Seqüenciado genoma do causador da esquistossomose

15 de setembro de 2003 • 20h47 • atualizado às 20h47

Pesquisadores brasileiros anunciaram hoje o seqüenciamento do genoma do parasita Schistosoma mansoni, que causa a esquistossomose. O estudo está na edição de outubro da revista Nature Genetics.

O estudo é assinado por 37 pesquisadores ligados a nove laboratórios da Universidade de São Paulo (USP), da Universidade Estadual de Campinas (Unicamp), do Instituto Butantan e do Instituto Adolpho Lutz - todos integrados à rede ONSA, sigla em inglês para Organização para Seqüenciamento e Análise de Nucleotídeos, criada em 1997 pela Fundação de Amparo à Pesquisa do Estado de São Paulo (Fapesp).

O projeto começou em junho de 2001, coordenado por Sérgio Verjovski-Almeida, do Instituto de Química da Universidade de São Paulo (USP), e financiado pela Fapesp e pelo Governo Federal, por meio do Ministério da Ciência e Tecnologia (MCT). As duas instituições dividiram igualmente o investimento de US$ 1 milhão, que incluiu gastos com reagentes e bolsas de técnicos de nível superior.

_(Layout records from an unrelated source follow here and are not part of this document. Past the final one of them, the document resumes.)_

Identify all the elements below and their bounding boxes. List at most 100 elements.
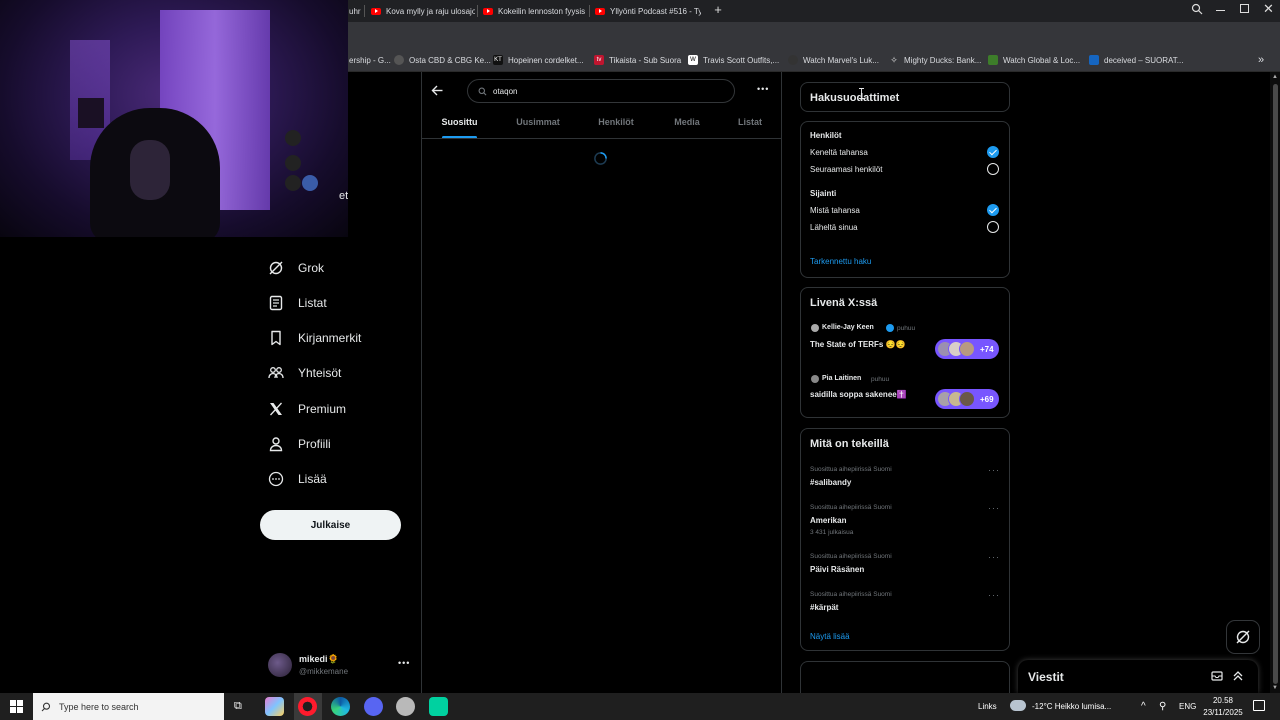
chevron-right-icon[interactable]: » xyxy=(1258,48,1264,72)
nav-label: Kirjanmerkit xyxy=(298,331,362,345)
back-arrow-icon[interactable] xyxy=(431,84,444,97)
radio-anyone-selected[interactable] xyxy=(987,146,999,158)
tray-chevron-up-icon[interactable]: ^ xyxy=(1141,693,1146,720)
trend-more-icon[interactable]: ··· xyxy=(988,552,1000,562)
trend-name[interactable]: #salibandy xyxy=(810,478,851,487)
webcam-overlay: et xyxy=(0,0,348,237)
nav-communities[interactable]: Yhteisöt xyxy=(268,361,341,385)
app-icon[interactable] xyxy=(396,697,415,716)
radio-anywhere-selected[interactable] xyxy=(987,204,999,216)
bookmark-item[interactable]: ✧ Mighty Ducks: Bank... xyxy=(889,48,981,72)
space-listeners[interactable]: +69 xyxy=(935,389,999,409)
weather-widget[interactable]: -12°C Heikko lumisa... xyxy=(1032,693,1111,720)
space-verb: puhuu xyxy=(897,325,916,332)
space-listeners[interactable]: +74 xyxy=(935,339,999,359)
global-favicon-icon xyxy=(988,55,998,65)
plus-icon[interactable]: + xyxy=(711,3,725,17)
opera-icon[interactable] xyxy=(298,697,317,716)
grok-button[interactable] xyxy=(1226,620,1260,654)
messages-drawer[interactable]: Viestit xyxy=(1018,660,1258,693)
bookmark-item[interactable]: Osta CBD & CBG Ke... xyxy=(394,48,491,72)
browser-tab[interactable]: Kokeilin lennoston fyysis xyxy=(483,0,587,22)
browser-tab[interactable]: Kova mylly ja raju ulosajo xyxy=(371,0,475,22)
nav-grok[interactable]: Grok xyxy=(268,256,324,280)
filter-option-near-you[interactable]: Läheltä sinua xyxy=(810,223,858,232)
tab-separator xyxy=(477,5,478,17)
nav-label: Profiili xyxy=(298,437,331,451)
clock-date[interactable]: 23/11/2025 xyxy=(1201,708,1245,717)
scroll-down-arrow-icon[interactable]: ▼ xyxy=(1272,685,1278,691)
trend-more-icon[interactable]: ··· xyxy=(988,590,1000,600)
w-favicon-icon: W xyxy=(688,55,698,65)
browser-tab[interactable]: uhr xyxy=(349,0,363,22)
tabs-divider xyxy=(422,138,781,139)
radio-near-you[interactable] xyxy=(987,221,999,233)
bookmark-item[interactable]: Watch Global & Loc... xyxy=(988,48,1080,72)
search-input[interactable]: otaqon xyxy=(467,79,735,103)
bookmark-item[interactable]: W Travis Scott Outfits,... xyxy=(688,48,779,72)
space-title[interactable]: The State of TERFs 😔😔 xyxy=(810,340,905,349)
browser-tab[interactable]: Yllyönti Podcast #516 - Ty xyxy=(595,0,701,22)
bookmark-item[interactable]: deceived – SUORAT... xyxy=(1089,48,1183,72)
publish-button[interactable]: Julkaise xyxy=(260,510,401,540)
trend-context: Suosittua aihepiirissä Suomi xyxy=(810,553,892,560)
space-host: Pia Laitinen xyxy=(822,375,862,382)
filter-option-anywhere[interactable]: Mistä tahansa xyxy=(810,206,860,215)
radio-following[interactable] xyxy=(987,163,999,175)
task-view-icon[interactable]: ⧉ xyxy=(234,700,242,713)
trend-more-icon[interactable]: ··· xyxy=(988,465,1000,475)
nav-premium[interactable]: Premium xyxy=(268,397,346,421)
nav-bookmarks[interactable]: Kirjanmerkit xyxy=(268,326,361,350)
search-options-icon[interactable]: ••• xyxy=(757,84,769,94)
filter-option-following[interactable]: Seuraamasi henkilöt xyxy=(810,165,882,174)
space-title[interactable]: saidilla soppa sakenee✝️ xyxy=(810,390,907,399)
nav-label: Yhteisöt xyxy=(298,366,342,380)
nav-label: Lisää xyxy=(298,472,327,486)
account-more-icon[interactable]: ••• xyxy=(398,658,410,668)
trend-name[interactable]: #kärpät xyxy=(810,603,838,612)
verified-badge-icon xyxy=(886,324,894,332)
new-message-icon[interactable] xyxy=(1211,670,1223,682)
discord-icon[interactable] xyxy=(364,697,383,716)
chat-app-icon[interactable] xyxy=(429,697,448,716)
restore-icon[interactable] xyxy=(1240,4,1249,13)
nav-lists[interactable]: Listat xyxy=(268,291,327,315)
minimize-icon[interactable] xyxy=(1216,10,1225,11)
space-host: Kellie-Jay Keen xyxy=(822,324,874,331)
space-verb: puhuu xyxy=(871,376,890,383)
search-tabs-icon[interactable] xyxy=(1191,3,1203,15)
trend-more-icon[interactable]: ··· xyxy=(988,503,1000,513)
search-icon xyxy=(478,87,487,95)
icon-cluster xyxy=(280,120,320,200)
network-icon[interactable]: ⚲ xyxy=(1159,693,1166,720)
bookmark-item[interactable]: KT Hopeinen cordelket... xyxy=(493,48,584,72)
expand-icon[interactable] xyxy=(1232,670,1244,682)
trend-context: Suosittua aihepiirissä Suomi xyxy=(810,591,892,598)
youtube-icon xyxy=(371,7,381,15)
filter-option-anyone[interactable]: Keneltä tahansa xyxy=(810,148,868,157)
bookmark-item[interactable]: Watch Marvel's Luk... xyxy=(788,48,879,72)
show-more-link[interactable]: Näytä lisää xyxy=(810,632,850,641)
taskbar-search-input[interactable]: Type here to search xyxy=(33,693,224,720)
bookmark-label: Osta CBD & CBG Ke... xyxy=(409,55,491,65)
close-icon[interactable]: ✕ xyxy=(1263,1,1274,17)
edge-icon[interactable] xyxy=(331,697,350,716)
language-indicator[interactable]: ENG xyxy=(1179,693,1196,720)
avatar[interactable] xyxy=(268,653,292,677)
advanced-search-link[interactable]: Tarkennettu haku xyxy=(810,257,871,266)
bookmark-item[interactable]: tv Tikaista - Sub Suora xyxy=(594,48,681,72)
links-toolbar[interactable]: Links xyxy=(978,693,997,720)
trend-name[interactable]: Päivi Räsänen xyxy=(810,565,864,574)
scrollbar-thumb[interactable] xyxy=(1273,84,1278,684)
nav-profile[interactable]: Profiili xyxy=(268,432,331,456)
listener-count: +74 xyxy=(980,344,994,354)
trend-name[interactable]: Amerikan xyxy=(810,516,846,525)
bookmark-item[interactable]: ership - G... xyxy=(349,48,391,72)
nav-more[interactable]: Lisää xyxy=(268,467,327,491)
scroll-up-arrow-icon[interactable]: ▲ xyxy=(1272,74,1278,80)
notification-icon[interactable] xyxy=(1253,700,1265,711)
youtube-icon xyxy=(483,7,493,15)
app-launcher-icon[interactable] xyxy=(265,697,284,716)
clock-time[interactable]: 20.58 xyxy=(1203,696,1243,705)
windows-start-icon[interactable] xyxy=(10,700,23,713)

O conhecimento mais detalhado do parasita causador da esquistossomose permitirá aos pesquisadores buscar novos alvos para o desenvolvimento de drogas mais eficazes e vacinas contra a doença. O estudo aponta 45 novos genes alvo para estudo de drogas, além de 28 novos genes alvo para desenvolvimento de possíveis vacinas.

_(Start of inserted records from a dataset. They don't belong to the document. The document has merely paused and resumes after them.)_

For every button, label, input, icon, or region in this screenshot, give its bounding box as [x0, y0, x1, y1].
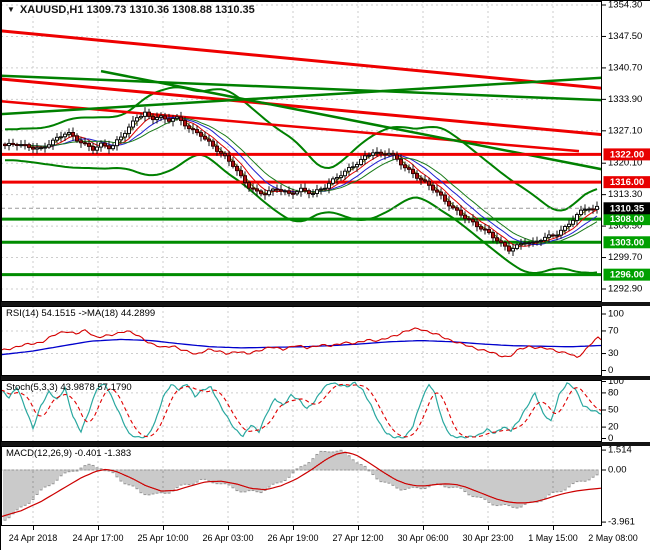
price-axis-label: 1313.30	[608, 189, 642, 200]
chart-title-text: XAUUSD,H1 1309.73 1310.36 1308.88 1310.3…	[20, 4, 255, 16]
price-axis-label: 1340.70	[608, 62, 642, 73]
time-axis-label: 1 May 15:00	[528, 533, 578, 543]
chart-title: ▼ XAUUSD,H1 1309.73 1310.36 1308.88 1310.…	[7, 4, 255, 16]
time-axis-label: 30 Apr 23:00	[462, 533, 513, 543]
time-axis-label: 26 Apr 03:00	[202, 533, 253, 543]
time-axis-label: 27 Apr 12:00	[332, 533, 383, 543]
indicator-axis-label: 0.00	[608, 465, 627, 476]
price-level-badge-text: 1310.35	[610, 203, 645, 214]
price-level-badge-text: 1322.00	[610, 149, 644, 160]
indicator-axis-label: 20	[608, 422, 619, 433]
indicator-axis-label: 0	[608, 433, 613, 442]
time-axis-tick	[293, 526, 294, 530]
time-axis-tick	[98, 526, 99, 530]
price-level-badge-text: 1296.00	[610, 270, 644, 281]
price-level-badge-text: 1316.00	[610, 177, 644, 188]
price-axis-label: 1299.70	[608, 252, 642, 263]
rsi-indicator-label: RSI(14) 54.1515 ->MA(18) 44.2899	[6, 308, 155, 319]
indicator-axis-label: 0	[608, 365, 613, 376]
rsi-panel[interactable]: RSI(14) 54.1515 ->MA(18) 44.2899 100 70 30…	[1, 306, 650, 376]
indicator-axis-label: 30	[608, 348, 619, 359]
time-axis-label: 2 May 08:00	[588, 533, 638, 543]
time-axis-tick	[33, 526, 34, 530]
indicator-axis-label: 70	[608, 325, 619, 336]
indicator-axis-label: 100	[608, 309, 624, 320]
time-axis-tick	[553, 526, 554, 530]
indicator-axis-label: 80	[608, 387, 619, 398]
indicator-axis-label: 50	[608, 405, 619, 416]
time-axis-label: 24 Apr 17:00	[72, 533, 123, 543]
price-axis-label: 1354.30	[608, 1, 642, 11]
time-axis[interactable]: 24 Apr 2018 24 Apr 17:00 25 Apr 10:00 26 Ap…	[1, 526, 650, 551]
time-axis-tick	[423, 526, 424, 530]
trading-chart-window: ▼ XAUUSD,H1 1309.73 1310.36 1308.88 1310.…	[0, 0, 650, 550]
time-axis-tick	[358, 526, 359, 530]
symbol-dropdown-icon[interactable]: ▼	[7, 5, 15, 14]
time-axis-label: 24 Apr 2018	[9, 533, 58, 543]
time-axis-label: 25 Apr 10:00	[137, 533, 188, 543]
indicator-axis-label: 100	[608, 380, 624, 387]
time-axis-label: 30 Apr 06:00	[397, 533, 448, 543]
price-axis-label: 1327.10	[608, 125, 642, 136]
macd-indicator-label: MACD(12,26,9) -0.401 -1.383	[6, 448, 131, 459]
price-level-badge-text: 1303.00	[610, 237, 644, 248]
price-axis-label: 1333.90	[608, 94, 642, 105]
indicator-axis-label: -3.961	[608, 517, 635, 526]
main-chart-canvas: 1354.301347.501340.701333.901327.101320.…	[1, 1, 650, 302]
stoch-indicator-label: Stoch(5,3,3) 43.9878 57.1790	[6, 382, 132, 393]
price-level-badge-text: 1308.00	[610, 214, 644, 225]
indicator-axis-label: 1.514	[608, 446, 632, 456]
price-axis-label: 1292.90	[608, 284, 642, 295]
stochastic-panel[interactable]: Stoch(5,3,3) 43.9878 57.1790 10080 50 200	[1, 380, 650, 442]
macd-panel[interactable]: MACD(12,26,9) -0.401 -1.383 1.514 0.00 -3.…	[1, 446, 650, 526]
time-axis-tick	[488, 526, 489, 530]
price-axis-label: 1347.50	[608, 31, 642, 42]
time-axis-label: 26 Apr 19:00	[267, 533, 318, 543]
time-axis-tick	[163, 526, 164, 530]
main-chart-panel[interactable]: ▼ XAUUSD,H1 1309.73 1310.36 1308.88 1310.…	[1, 1, 650, 302]
time-axis-tick	[228, 526, 229, 530]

A esquistossomose atinge cerca de 75 países em todo o mundo (o Brasil entre eles), quase todos subdesenvolvidos. São 200 milhões de pessoas infectadas a cada ano entre as 600 milhões que vivem em áreas de risco para contrair a doença. A cada ano, de 300 mil a 500 mil pessoas morrem vítimas da doença.

Além do seqüenciamento do genoma do Schistosoma mansoni por especialistas brasileiros, a edição de outubro da Nature Genetics traz também projeto realizado pelo Centro Nacional Chinês do Genoma Humano e apoiado pelo governo da China: o seqüenciamento genético do Schistosoma japonicum, a espécie do parasita que causa hemorragia urinária em indivíduos dos países do Oriente.

Em número de seqüências genéticas, o projeto chinês produziu um quarto do que foi identificado pela rede brasileira e estudou apenas dois dos seis estágios do ciclo de vida do parasita, enquanto o projeto nacional estudou todas as fases do ciclo da espécie mansoni.